Recent studies suggest the importance of inflammasome activation in the augmentation of the chemotherapy response by an increase of antitumor immunity, notwithstanding arguments made regarding inflammasome activation in cancer development and therapeutic actions. Their clinical results demonstrated that the basal level of blood IL-1 in Human head and neck squamous cell carcinoma patients (HNSCC) who exhibited a higher Snail expression was comparatively high compared to the Snail-low individuals. However, the Snail-high HNSCC did not exhibit the post-treatment spike in IL-1 levels, which was linked to a worse chemotherapy response. In addition to these results, their study elucidates the context-dependent function of innate immune cells’ inflammasomes in cancer, wherein inflammasome-induced proinflammatory signals support tumour growth. According to the authors, miR-21 was the most prevalent exosomal miRNA in HNSCC, which is consistent with our knowledge on the miR-21’s oncogenic significance and abundance in several cancers. The authors believe that because the NLRP3 inflammasome’s component levels are generally high in cancer patients, the inflammasome’s assembly is essential for controlling its activities. Inflammasome activation is the catalyst for the subsequent immunological response in septic shock patients, hence it’s crucial to induce the expression of certain NLRP3 inflammasome components.
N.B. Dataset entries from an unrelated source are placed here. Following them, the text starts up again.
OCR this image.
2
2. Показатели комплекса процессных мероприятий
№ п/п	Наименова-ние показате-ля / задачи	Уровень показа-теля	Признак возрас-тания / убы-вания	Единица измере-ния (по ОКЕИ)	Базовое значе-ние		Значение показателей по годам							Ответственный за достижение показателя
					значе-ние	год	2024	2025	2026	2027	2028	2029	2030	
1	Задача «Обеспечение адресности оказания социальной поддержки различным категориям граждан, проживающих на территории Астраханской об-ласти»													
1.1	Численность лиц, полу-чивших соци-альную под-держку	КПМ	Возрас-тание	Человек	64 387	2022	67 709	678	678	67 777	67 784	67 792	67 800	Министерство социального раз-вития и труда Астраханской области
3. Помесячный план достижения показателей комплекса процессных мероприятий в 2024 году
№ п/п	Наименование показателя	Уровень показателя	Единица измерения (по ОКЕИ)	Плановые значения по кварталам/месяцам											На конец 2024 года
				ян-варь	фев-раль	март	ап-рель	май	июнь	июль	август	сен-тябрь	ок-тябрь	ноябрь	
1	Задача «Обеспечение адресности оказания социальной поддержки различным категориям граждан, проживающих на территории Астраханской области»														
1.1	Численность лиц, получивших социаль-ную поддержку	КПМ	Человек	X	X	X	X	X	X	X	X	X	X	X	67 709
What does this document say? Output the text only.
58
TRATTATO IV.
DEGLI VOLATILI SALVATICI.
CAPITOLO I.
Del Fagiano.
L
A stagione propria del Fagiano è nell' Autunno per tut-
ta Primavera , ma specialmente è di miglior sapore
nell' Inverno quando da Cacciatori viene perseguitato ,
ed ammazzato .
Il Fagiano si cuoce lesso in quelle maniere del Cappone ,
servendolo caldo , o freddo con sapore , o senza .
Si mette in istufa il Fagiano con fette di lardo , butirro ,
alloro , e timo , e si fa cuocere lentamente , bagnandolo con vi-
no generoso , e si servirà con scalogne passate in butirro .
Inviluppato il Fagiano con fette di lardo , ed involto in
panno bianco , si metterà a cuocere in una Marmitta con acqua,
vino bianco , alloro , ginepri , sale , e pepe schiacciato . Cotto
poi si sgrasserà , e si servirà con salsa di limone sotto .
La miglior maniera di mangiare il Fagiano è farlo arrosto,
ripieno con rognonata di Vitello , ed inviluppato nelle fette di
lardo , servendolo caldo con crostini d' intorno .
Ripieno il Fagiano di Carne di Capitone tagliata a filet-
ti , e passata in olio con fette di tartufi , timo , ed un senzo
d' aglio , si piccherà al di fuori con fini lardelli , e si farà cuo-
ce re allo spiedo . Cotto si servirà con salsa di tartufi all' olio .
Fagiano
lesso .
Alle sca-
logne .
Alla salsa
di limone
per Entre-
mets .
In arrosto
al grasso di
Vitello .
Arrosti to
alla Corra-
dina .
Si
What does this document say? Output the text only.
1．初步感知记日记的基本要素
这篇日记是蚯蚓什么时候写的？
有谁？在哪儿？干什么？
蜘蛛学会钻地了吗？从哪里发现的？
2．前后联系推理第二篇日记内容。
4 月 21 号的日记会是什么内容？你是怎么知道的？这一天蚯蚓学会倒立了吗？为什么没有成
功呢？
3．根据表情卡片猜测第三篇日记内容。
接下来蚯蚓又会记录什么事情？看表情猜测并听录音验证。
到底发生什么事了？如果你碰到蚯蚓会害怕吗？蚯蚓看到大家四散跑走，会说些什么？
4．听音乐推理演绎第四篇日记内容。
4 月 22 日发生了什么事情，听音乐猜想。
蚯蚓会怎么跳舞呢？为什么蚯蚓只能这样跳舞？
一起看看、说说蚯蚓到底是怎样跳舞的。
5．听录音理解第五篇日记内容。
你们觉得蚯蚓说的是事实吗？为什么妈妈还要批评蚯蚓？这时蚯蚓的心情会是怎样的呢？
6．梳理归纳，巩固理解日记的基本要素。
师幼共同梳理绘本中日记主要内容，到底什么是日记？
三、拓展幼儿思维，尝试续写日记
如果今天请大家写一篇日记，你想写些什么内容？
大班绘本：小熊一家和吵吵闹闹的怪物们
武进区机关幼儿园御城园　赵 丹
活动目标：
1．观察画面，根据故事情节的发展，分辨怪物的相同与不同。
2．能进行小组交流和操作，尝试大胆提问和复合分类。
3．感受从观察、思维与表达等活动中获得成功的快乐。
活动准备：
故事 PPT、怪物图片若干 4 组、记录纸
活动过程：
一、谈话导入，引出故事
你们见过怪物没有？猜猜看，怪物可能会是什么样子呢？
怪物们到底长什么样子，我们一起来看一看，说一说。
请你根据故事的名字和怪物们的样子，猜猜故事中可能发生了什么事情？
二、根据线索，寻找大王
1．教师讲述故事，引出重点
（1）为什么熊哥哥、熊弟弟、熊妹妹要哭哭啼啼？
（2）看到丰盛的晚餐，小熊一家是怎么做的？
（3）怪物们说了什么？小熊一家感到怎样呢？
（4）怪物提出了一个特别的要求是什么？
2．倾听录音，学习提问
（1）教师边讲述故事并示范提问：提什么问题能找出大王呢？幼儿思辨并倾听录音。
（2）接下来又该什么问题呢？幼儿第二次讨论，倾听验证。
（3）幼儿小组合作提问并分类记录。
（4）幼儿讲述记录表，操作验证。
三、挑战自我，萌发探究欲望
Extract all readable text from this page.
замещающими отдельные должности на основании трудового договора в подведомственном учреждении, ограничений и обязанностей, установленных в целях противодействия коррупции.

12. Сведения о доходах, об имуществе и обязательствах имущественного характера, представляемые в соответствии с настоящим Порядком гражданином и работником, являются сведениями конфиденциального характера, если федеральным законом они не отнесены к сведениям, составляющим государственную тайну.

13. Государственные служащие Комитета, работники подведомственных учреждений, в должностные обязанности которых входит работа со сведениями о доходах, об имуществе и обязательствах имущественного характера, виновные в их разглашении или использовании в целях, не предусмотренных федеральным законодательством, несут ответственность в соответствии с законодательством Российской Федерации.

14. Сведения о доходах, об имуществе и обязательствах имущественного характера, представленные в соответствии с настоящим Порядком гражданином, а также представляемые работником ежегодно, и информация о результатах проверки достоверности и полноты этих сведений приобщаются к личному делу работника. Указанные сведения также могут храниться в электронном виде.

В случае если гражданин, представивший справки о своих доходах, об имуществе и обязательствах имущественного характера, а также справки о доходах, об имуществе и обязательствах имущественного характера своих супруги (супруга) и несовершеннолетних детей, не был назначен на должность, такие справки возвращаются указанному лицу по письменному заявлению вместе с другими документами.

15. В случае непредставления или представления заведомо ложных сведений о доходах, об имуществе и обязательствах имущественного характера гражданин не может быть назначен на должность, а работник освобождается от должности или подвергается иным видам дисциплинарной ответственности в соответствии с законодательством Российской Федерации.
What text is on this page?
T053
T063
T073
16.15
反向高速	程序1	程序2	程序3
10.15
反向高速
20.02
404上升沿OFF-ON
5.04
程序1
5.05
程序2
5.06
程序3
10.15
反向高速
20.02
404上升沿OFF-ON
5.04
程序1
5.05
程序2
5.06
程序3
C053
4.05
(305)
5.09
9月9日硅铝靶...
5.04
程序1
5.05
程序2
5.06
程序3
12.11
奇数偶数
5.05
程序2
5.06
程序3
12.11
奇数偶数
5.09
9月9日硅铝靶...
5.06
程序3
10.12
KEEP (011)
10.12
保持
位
Professor Muh-Hwa Yang and his colleagues looked at the function of the Snail-miR-21 axis in antitumor immunity. They found that MiR-21-rich TEXs triggered by snails prevented macrophage NLRP3 inflammasome activity. Indeed, they observed in clinical samples of HNSCC. Moreover, a higher expression of Snail has a greater invasion of TAMs. When TAMs were given cisplatin treatment, mir-21 knockout in the murine oral cancer cell line MTCQ increased caspase-1 activation. The scRNA-seq study revealed that knocking down mir-21 decreased the percentage of CD4+ TILs while activating CD8+ TILs. They believe that both the TME-modulating action of exosomal miR-21 and the oncogenic effect of intracancerous miR-21 are responsible for the malignant tendencies of tumors with high levels of miR-21. MiR-21 may significantly impact innate immune cells in tumor-infiltrated immune cells in response to stimuli, emphasizing the significance of exosomal miR-21 transmission.
In summary, targeting the NLRP3 inflammasome or its downstream pathways, either solely or in combination with chemotherapy or other immunotherapeutic approaches, hold a promising potential in treatment for head and neck cancer. NYMU scientists demonstrated the important role of Snail in the metastatic evolution of immunological adaptation-related chemoresistance. In response to therapeutic stimuli, the tumor-infiltrating immune cells are dynamically shaped by the plasticity of cancer cells, demonstrating the need for real-time refined treatment strategy modification while tumor progresses.
Cheng HY, Hsieh CH, Lin PH, Chen YT, Hsu DS, Tai SK, Chu PY, Yang MH. Snail-regulated exosomal microRNA-21 suppresses NLRP3 inflammasome activity to enhance cisplatin resistance. Journal for immunotherapy of cancer. 2022;10(8):e004832.